UPDATE: Fumento prefers this link to the version of the article with hyperlinks that’s on his website. He also stresses that he never meant to say that no epidemics are likely in coming decades — and I never meant to suggest that he did. Just to be clear on both points.

TEN YEARS IN PRISON for consensual oral sex between a 17-year-old and a 15-year old?

I agree with Eugene Volokh that this sounds unjust. What’s more, were the genders reversed I doubt that it would even have been prosecuted.

DUKE RAPE UPDATE:


In last Friday’s court session, Dr. Brian Meehan admitted that he and Mike Nifong entered into an agreement to intentionally exclude from his report any mention that DNA tests had discovered results from five unidentified males in the accuser’s rape kit.

Meehan also conceded that the decision reached by Nifong and him violated his company’s protocols. It also ran counter to the Supreme Court’s Brady decision and North Carolina’s Open Discovery law. The former requires the state to turn over all exculpatory evidence to the defense; the latter requires the prosecution to turn over all evidence to the defense.

Despite this revelation, there has been no sign that the North Carolina State Bar has abandoned its passive approach regarding Nifong’s misconduct. Meehan, however, might face a different fate.

His lab is accredited by the American Society of Crime Laboratory Directors/Laboratory Accreditation Board (ASCLD/LAB). I emailed the board to ask if it planned to investigate Meehan’s accreditation status in light of Friday’s testimony.

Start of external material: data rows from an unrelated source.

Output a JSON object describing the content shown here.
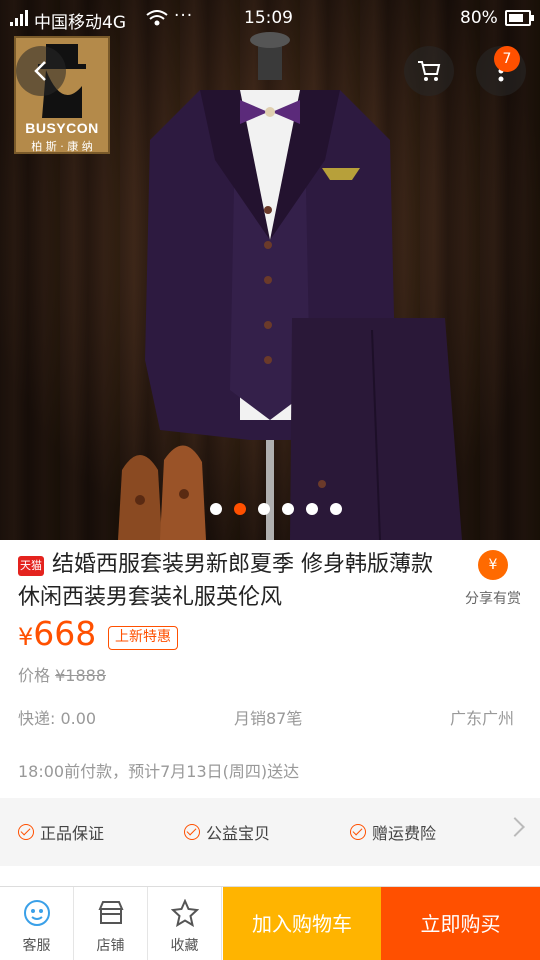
{
  "status_bar": {
    "carrier": "中国移动4G",
    "time": "15:09",
    "battery": "80%",
    "battery_level": 0.8,
    "more_indicator": "···"
  },
  "header": {
    "back_icon": "chevron-left-icon",
    "cart_icon": "cart-icon",
    "more_icon": "more-vertical-icon",
    "badge_count": "7"
  },
  "hero": {
    "logo_text": "BUSYCON",
    "logo_text_cn": "柏 斯 · 康 纳",
    "image_count": 6,
    "active_index": 1
  },
  "product": {
    "tmall_tag": "天猫",
    "title": "结婚西服套装男新郎夏季 修身韩版薄款休闲西装男套装礼服英伦风",
    "price_symbol": "¥",
    "price": "668",
    "promo_tag": "上新特惠",
    "orig_price_label": "价格",
    "orig_price": "¥1888",
    "shipping": "快递: 0.00",
    "monthly_sales": "月销87笔",
    "location": "广东广州",
    "delivery_note": "18:00前付款，预计7月13日(周四)送达"
  },
  "share": {
    "label": "分享有赏",
    "icon": "¥"
  },
  "guarantees": [
    "正品保证",
    "公益宝贝",
    "赠运费险"
  ],
  "bottom_bar": {
    "service": "客服",
    "store": "店铺",
    "favorite": "收藏",
    "add_to_cart": "加入购物车",
    "buy_now": "立即购买"
  },
  "colors": {
    "accent": "#ff5000",
    "cart_button": "#ffb400",
    "tmall_red": "#e4231e"
  }
}
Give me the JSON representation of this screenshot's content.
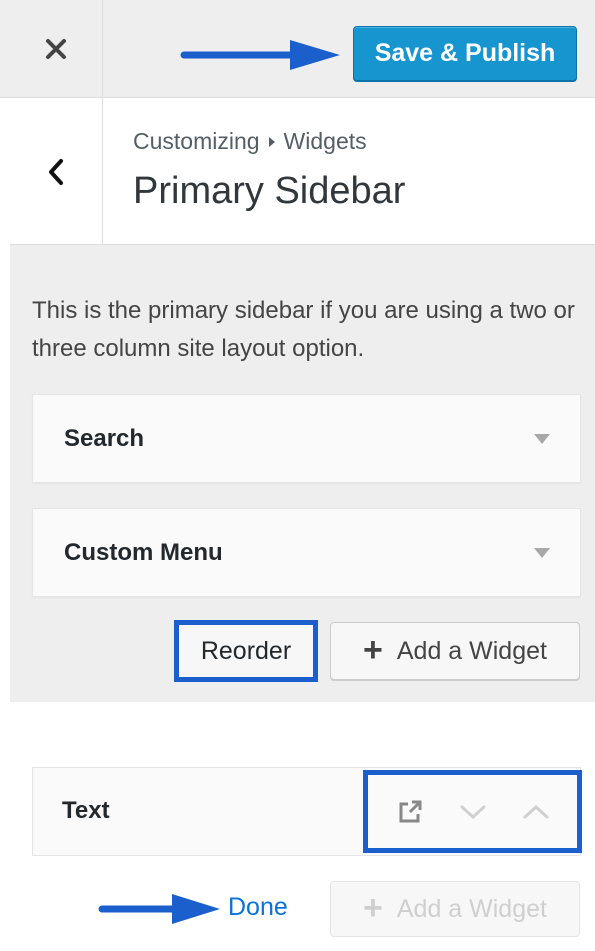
{
  "topbar": {
    "close_icon": "close-icon",
    "save_label": "Save & Publish",
    "arrow_icon": "arrow-right-icon"
  },
  "header": {
    "back_icon": "chevron-left-icon",
    "breadcrumb": {
      "root": "Customizing",
      "separator_icon": "caret-right-icon",
      "section": "Widgets"
    },
    "title": "Primary Sidebar"
  },
  "panel": {
    "description": "This is the primary sidebar if you are using a two or three column site layout option.",
    "widgets": [
      {
        "label": "Search",
        "toggle_icon": "caret-down-icon"
      },
      {
        "label": "Custom Menu",
        "toggle_icon": "caret-down-icon"
      }
    ],
    "reorder_label": "Reorder",
    "add_widget_label": "Add a Widget"
  },
  "reorder_mode": {
    "widget_label": "Text",
    "controls": [
      "external-link-icon",
      "move-down-icon",
      "move-up-icon"
    ],
    "done_label": "Done",
    "add_widget_label": "Add a Widget",
    "add_widget_disabled": true
  },
  "colors": {
    "primary": "#1795cf",
    "highlight": "#1a5fcc",
    "link": "#0a73d9",
    "annotation": "#1a5fcc"
  }
}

Follow the link for more, and for that matter just visit K.C. Johnson’s blog and keep scrolling. Meanwhile, reader John Griffin emails: “Bet we hear, when all is said and done, that Mike Nifong has checked into a detox unit and blames his addiction to (fill in the blank) as the reason for his ‘irrational exuberance’ in the pursuit of the Duke students. Wonder what Duke’s President will offer up as an excuse.”

BUT WE’RE WAY BEHIND ON HYPOCRISY PRODUCTION: E.U. vs. U.S.A. on CO2.

NEWSWEEK reports that Iraq’s economy is booming. (“there’s a vibrancy at the grass roots that is invisible in most international coverage of Iraq.”) That’s old news for readers of StratgyPage, of course.